Gün içerisinde kan şekeri kontrolünün sağlanabilmesi için mutlaka sahura kalkılmalıdır. Oruç süreci uzun bir açlık süreci olduğu için yatmadan önce yemek yemek ya da sahura kalkmamak yapılan en büyük yanlışlardan biridir. Sahura kalkmadan oruç tutulduğunda açlık süresini uzatmış olduğumuz için bu durum hipoglisemiye (şeker düşmesi) bağlı şikâyetlerin daha da belirgin olmasına neden olur ve yatmadan önce tüketilen yemek vücutta yağ depolanmasını arttırır. Bu yüzden sahura da kalkıldığında mutlaka en az 1 saat uyanık kalmaya özen gösterilmesi önemlidir. Sahurda mideye doygunluk hissi veren çorba, süt, yoğurt, peynir, yumurta, tam buğday ekmeği, sebze (domates, salatalık vs.), meyve gibi besinler tercih edilmeli; beyaz unla yapılan besinler, gözlemeler, börekler kan şekerinde dengesizliklere yol açabileceğinden ve midede ağırlık, yanma ve ekşime hissiyatına sebep olacağından tercih edilmemelidir. Gün boyunca susama hissiyatını arttıran salam, sosis, sucuk, zeytin gibi tuz içeriği zengin besinler sahurda tüketilmemelidir. 

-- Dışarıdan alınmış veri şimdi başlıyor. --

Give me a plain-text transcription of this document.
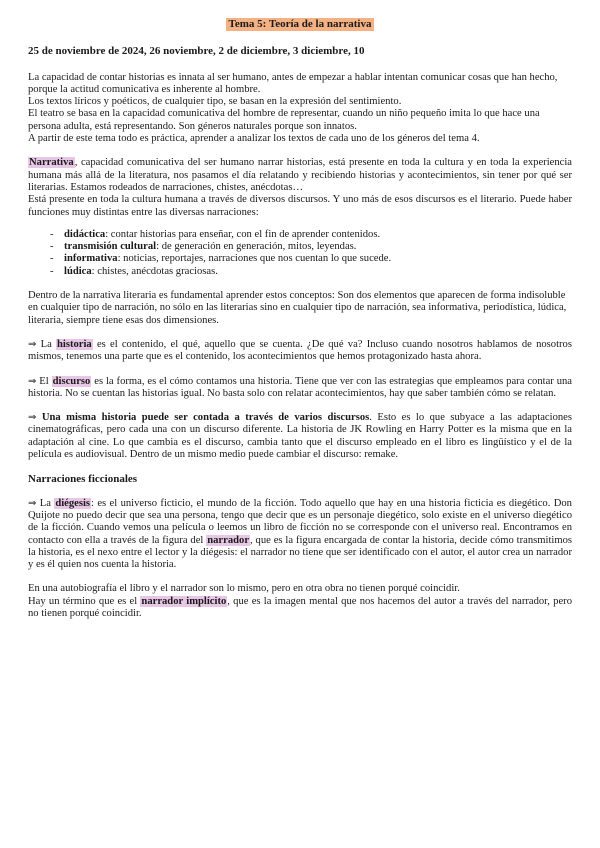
Tema 5: Teoría de la narrativa

25 de noviembre de 2024, 26 noviembre, 2 de diciembre, 3 diciembre, 10

La capacidad de contar historias es innata al ser humano, antes de empezar a hablar intentan comunicar cosas que han hecho, porque la actitud comunicativa es inherente al hombre.

Los textos líricos y poéticos, de cualquier tipo, se basan en la expresión del sentimiento.

El teatro se basa en la capacidad comunicativa del hombre de representar, cuando un niño pequeño imita lo que hace una persona adulta, está representando. Son géneros naturales porque son innatos.

A partir de este tema todo es práctica, aprender a analizar los textos de cada uno de los géneros del tema 4.

Narrativa, capacidad comunicativa del ser humano narrar historias, está presente en toda la cultura y en toda la experiencia humana más allá de la literatura, nos pasamos el día relatando y recibiendo historias y acontecimientos, sin tener por qué ser literarias. Estamos rodeados de narraciones, chistes, anécdotas…

Está presente en toda la cultura humana a través de diversos discursos. Y uno más de esos discursos es el literario. Puede haber funciones muy distintas entre las diversas narraciones:

- didáctica: contar historias para enseñar, con el fin de aprender contenidos.
- transmisión cultural: de generación en generación, mitos, leyendas.
- informativa: noticias, reportajes, narraciones que nos cuentan lo que sucede.
- lúdica: chistes, anécdotas graciosas.

Dentro de la narrativa literaria es fundamental aprender estos conceptos: Son dos elementos que aparecen de forma indisoluble en cualquier tipo de narración, no sólo en las literarias sino en cualquier tipo de narración, sea informativa, periodística, lúdica, literaria, siempre tiene esas dos dimensiones.

⇒ La historia es el contenido, el qué, aquello que se cuenta. ¿De qué va? Incluso cuando nosotros hablamos de nosotros mismos, tenemos una parte que es el contenido, los acontecimientos que hemos protagonizado hasta ahora.

⇒ El discurso es la forma, es el cómo contamos una historia. Tiene que ver con las estrategias que empleamos para contar una historia. No se cuentan las historias igual. No basta solo con relatar acontecimientos, hay que saber también cómo se relatan.

⇒ Una misma historia puede ser contada a través de varios discursos. Esto es lo que subyace a las adaptaciones cinematográficas, pero cada una con un discurso diferente. La historia de JK Rowling en Harry Potter es la misma que en la adaptación al cine. Lo que cambia es el discurso, cambia tanto que el discurso empleado en el libro es lingüístico y el de la película es audiovisual. Dentro de un mismo medio puede cambiar el discurso: remake.

Narraciones ficcionales

⇒ La diégesis: es el universo ficticio, el mundo de la ficción. Todo aquello que hay en una historia ficticia es diegético. Don Quijote no puedo decir que sea una persona, tengo que decir que es un personaje diegético, solo existe en el universo diegético de la ficción. Cuando vemos una película o leemos un libro de ficción no se corresponde con el universo real. Encontramos en contacto con ella a través de la figura del narrador, que es la figura encargada de contar la historia, decide cómo transmitimos la historia, es el nexo entre el lector y la diégesis: el narrador no tiene que ser identificado con el autor, el autor crea un narrador y es él quien nos cuenta la historia.

En una autobiografía el libro y el narrador son lo mismo, pero en otra obra no tienen porqué coincidir.

Hay un término que es el narrador implícito, que es la imagen mental que nos hacemos del autor a través del narrador, pero no tienen porqué coincidir.
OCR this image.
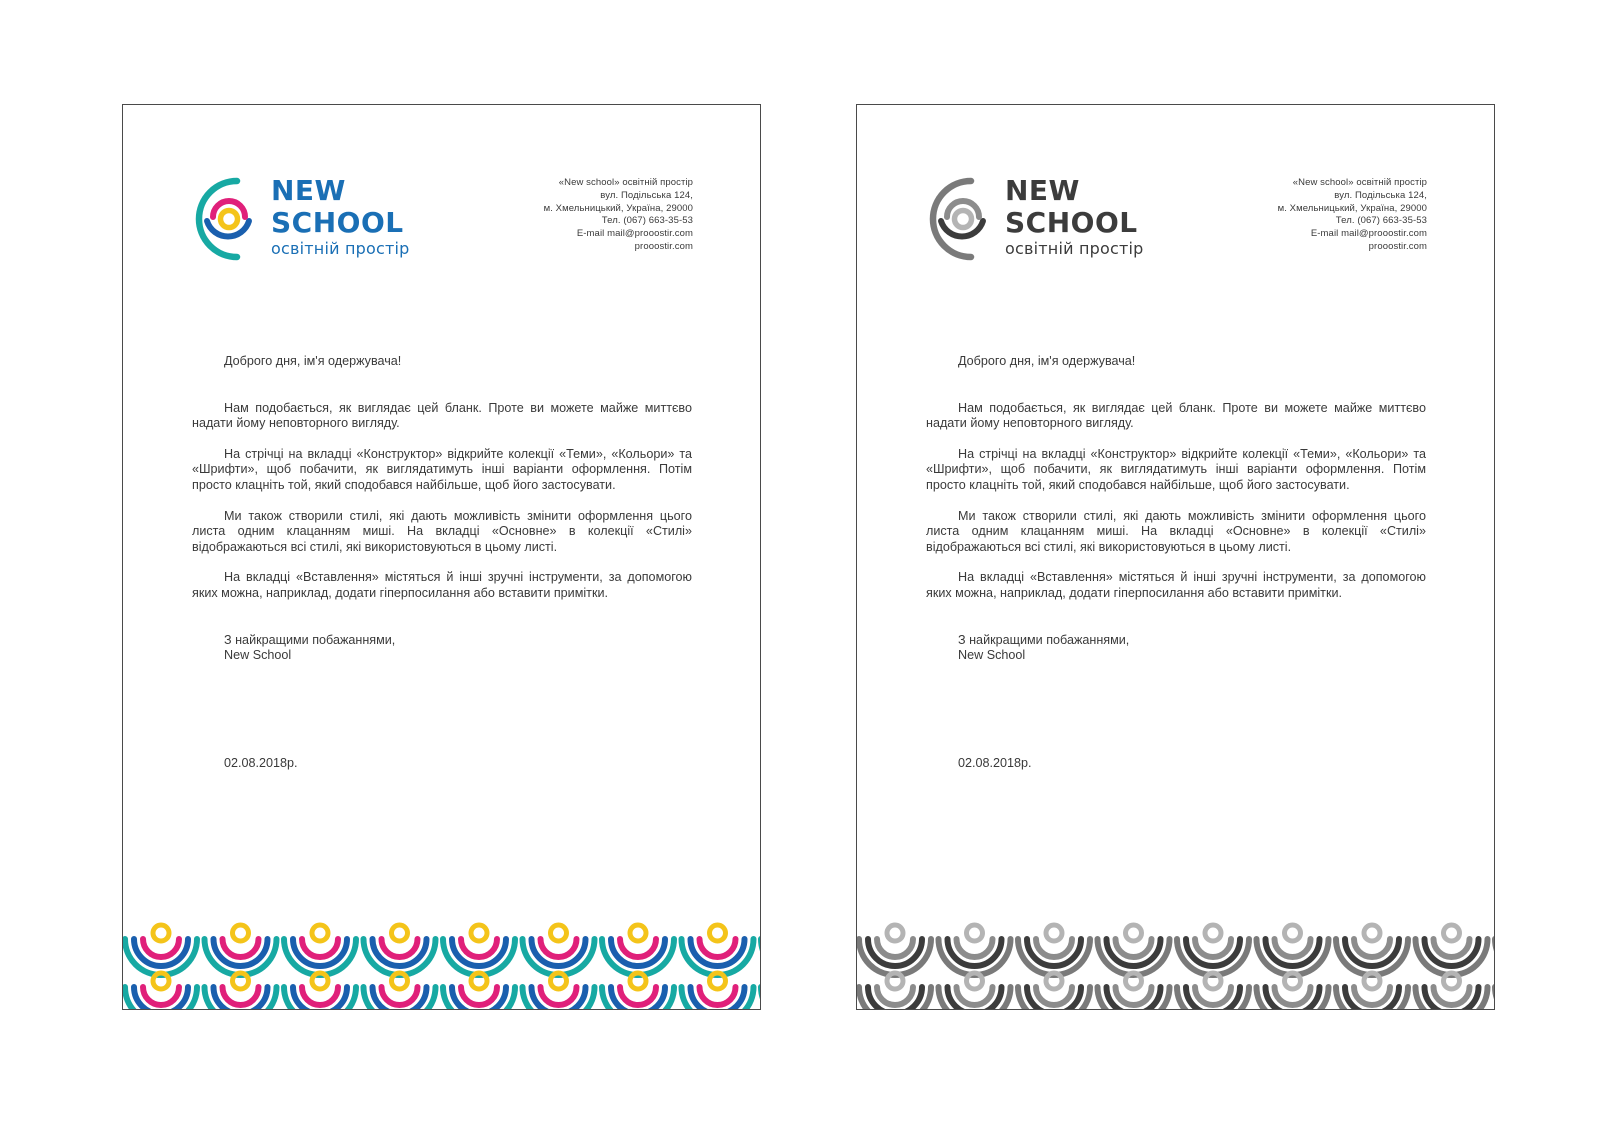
NEW
SCHOOL
освітній простір
«New school» освітній простір
вул. Подільська 124,
м. Хмельницький, Україна, 29000
Тел. (067) 663-35-53
E-mail mail@prooostir.com
prooostir.com
Доброго дня, ім'я одержувача!

Нам подобається, як виглядає цей бланк. Проте ви можете майже миттєво надати йому неповторного вигляду.

На стрічці на вкладці «Конструктор» відкрийте колекції «Теми», «Кольори» та «Шрифти», щоб побачити, як виглядатимуть інші варіанти оформлення. Потім просто клацніть той, який сподобався найбільше, щоб його застосувати.

Ми також створили стилі, які дають можливість змінити оформлення цього листа одним клацанням миші. На вкладці «Основне» в колекції «Стилі» відображаються всі стилі, які використовуються в цьому листі.

На вкладці «Вставлення» містяться й інші зручні інструменти, за допомогою яких можна, наприклад, додати гіперпосилання або вставити примітки.

З найкращими побажаннями,
New School
02.08.2018р.
NEW
SCHOOL
освітній простір
«New school» освітній простір
вул. Подільська 124,
м. Хмельницький, Україна, 29000
Тел. (067) 663-35-53
E-mail mail@prooostir.com
prooostir.com
Доброго дня, ім'я одержувача!

Нам подобається, як виглядає цей бланк. Проте ви можете майже миттєво надати йому неповторного вигляду.

На стрічці на вкладці «Конструктор» відкрийте колекції «Теми», «Кольори» та «Шрифти», щоб побачити, як виглядатимуть інші варіанти оформлення. Потім просто клацніть той, який сподобався найбільше, щоб його застосувати.

Ми також створили стилі, які дають можливість змінити оформлення цього листа одним клацанням миші. На вкладці «Основне» в колекції «Стилі» відображаються всі стилі, які використовуються в цьому листі.

На вкладці «Вставлення» містяться й інші зручні інструменти, за допомогою яких можна, наприклад, додати гіперпосилання або вставити примітки.

З найкращими побажаннями,
New School
02.08.2018р.
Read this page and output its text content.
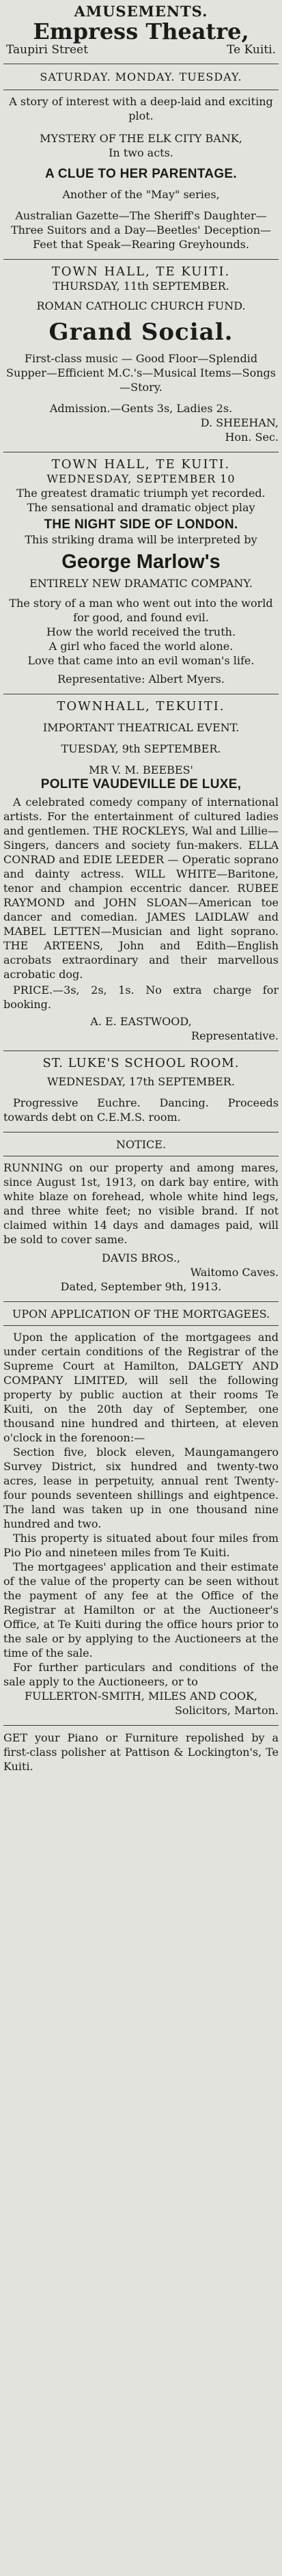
AMUSEMENTS.
Empress Theatre,
Taupiri Street	Te Kuiti.
SATURDAY. MONDAY. TUESDAY.
A story of interest with a deep-laid and exciting plot.
MYSTERY OF THE ELK CITY BANK,
In two acts.
A CLUE TO HER PARENTAGE.
Another of the "May" series,
Australian Gazette—The Sheriff's Daughter—Three Suitors and a Day—Beetles' Deception—Feet that Speak—Rearing Greyhounds.
TOWN HALL, TE KUITI.
THURSDAY, 11th SEPTEMBER.
ROMAN CATHOLIC CHURCH FUND.
Grand Social.
First-class music — Good Floor—Splendid Supper—Efficient M.C.'s—Musical Items—Songs—Story.
Admission.—Gents 3s, Ladies 2s.
D. SHEEHAN,
Hon. Sec.
TOWN HALL, TE KUITI.
WEDNESDAY, SEPTEMBER 10
The greatest dramatic triumph yet recorded.
The sensational and dramatic object play
THE NIGHT SIDE OF LONDON.
This striking drama will be interpreted by
George Marlow's
ENTIRELY NEW DRAMATIC COMPANY.
The story of a man who went out into the world for good, and found evil.
How the world received the truth.
A girl who faced the world alone.
Love that came into an evil woman's life.
Representative: Albert Myers.
TOWNHALL, TEKUITI.
IMPORTANT THEATRICAL EVENT.
TUESDAY, 9th SEPTEMBER.
MR V. M. BEEBES'
POLITE VAUDEVILLE DE LUXE,
A celebrated comedy company of international artists. For the entertainment of cultured ladies and gentlemen. THE ROCKLEYS, Wal and Lillie—Singers, dancers and society fun-makers. ELLA CONRAD and EDIE LEEDER — Operatic soprano and dainty actress. WILL WHITE—Baritone, tenor and champion eccentric dancer. RUBEE RAYMOND and JOHN SLOAN—American toe dancer and comedian. JAMES LAIDLAW and MABEL LETTEN—Musician and light soprano. THE ARTEENS, John and Edith—English acrobats extraordinary and their marvellous acrobatic dog.
PRICE.—3s, 2s, 1s. No extra charge for booking.
A. E. EASTWOOD,
Representative.
ST. LUKE'S SCHOOL ROOM.
WEDNESDAY, 17th SEPTEMBER.
Progressive Euchre. Dancing. Proceeds towards debt on C.E.M.S. room.
NOTICE.
RUNNING on our property and among mares, since August 1st, 1913, on dark bay entire, with white blaze on forehead, whole white hind legs, and three white feet; no visible brand. If not claimed within 14 days and damages paid, will be sold to cover same.
DAVIS BROS.,
Waitomo Caves.
Dated, September 9th, 1913.
UPON APPLICATION OF THE MORTGAGEES.
Upon the application of the mortgagees and under certain conditions of the Registrar of the Supreme Court at Hamilton, DALGETY AND COMPANY LIMITED, will sell the following property by public auction at their rooms Te Kuiti, on the 20th day of September, one thousand nine hundred and thirteen, at eleven o'clock in the forenoon:—
Section five, block eleven, Maungamangero Survey District, six hundred and twenty-two acres, lease in perpetuity, annual rent Twenty-four pounds seventeen shillings and eightpence. The land was taken up in one thousand nine hundred and two.
This property is situated about four miles from Pio Pio and nineteen miles from Te Kuiti.
The mortgagees' application and their estimate of the value of the property can be seen without the payment of any fee at the Office of the Registrar at Hamilton or at the Auctioneer's Office, at Te Kuiti during the office hours prior to the sale or by applying to the Auctioneers at the time of the sale.
For further particulars and conditions of the sale apply to the Auctioneers, or to
FULLERTON-SMITH, MILES AND COOK,
Solicitors, Marton.
GET your Piano or Furniture repolished by a first-class polisher at Pattison & Lockington's, Te Kuiti.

İftar zamanı mideye aşırı yüklenilmemeli ve 1 bardak su ve 1-2 hurma tüketerek iftar açılmalıdır. Hurma; karbonhidrat, posa, potasyum ve magnezyumun iyi bir kaynağıdır. Gün boyunca düşen kan şekerinin dengelenmesine yardımcı olacaktır. Ardından çorba ile devam edilmelidir. Çorba tüketiminden sonra mideyi yormamak adına 30 dakika kadar ara verip ana yemeğe öyle geçilmelidir. Sindirimi kolaylaştırmak için yemekler yavaş tüketilmelidir. Hızlı beslenmek aşırı miktarda besinin farkında olmadan tüketilmesine ve bunun sonucunda ise mide rahatsızlıklarına ve hızlı kilo artışına neden olmaktadır. Beyaz unla yapılan besinler, kızartmalar, yağlı etler tercih edilmemelidir. Ramazan pidesi tüketimi ortalama avuç içi ölçünüzü geçmemelidir. Tam tahıllı besinler (tam buğday ekmeği, bulgur pilavı, tam tahıllı makarna), yağsız etler, sebze yemekleri, çorba, yoğurt, salata gibi lif içeriği yüksek ve doygunluk hissiyatı veren besinler tercih edilmelidir. Lif yönünden zengin beslenmek bu dönemde yaşanacak kabızlık problemlerinin önlenmesinde de destek olacaktır. Yemekten 1 saat sonra hafifi tempolu yürüyüş yapılması bu dönemde metabolizmanın hızlanmasına ve kilo kontrolünün sağlanmasına yardımcı olacaktır. Yemeklerden sonra tüketilen ağır tatlılar sindirim sisteminin yükünü daha da arttırırlar. Tercihen yemekten 2 saat kadar sonra sütlü tatlılar, güllaç, dondurma, meyvelerle yapılmış tatlılar tercih edilebilir. Ancak meyve seçimi daha uygun olacaktır.
En az 2-2,5 litre su toksinlerin vücuttan atılması, böbrek yükünü dengelemek ve dehidratasyonu önlemek için sahur ve iftar arasında tamamlanmalıdır.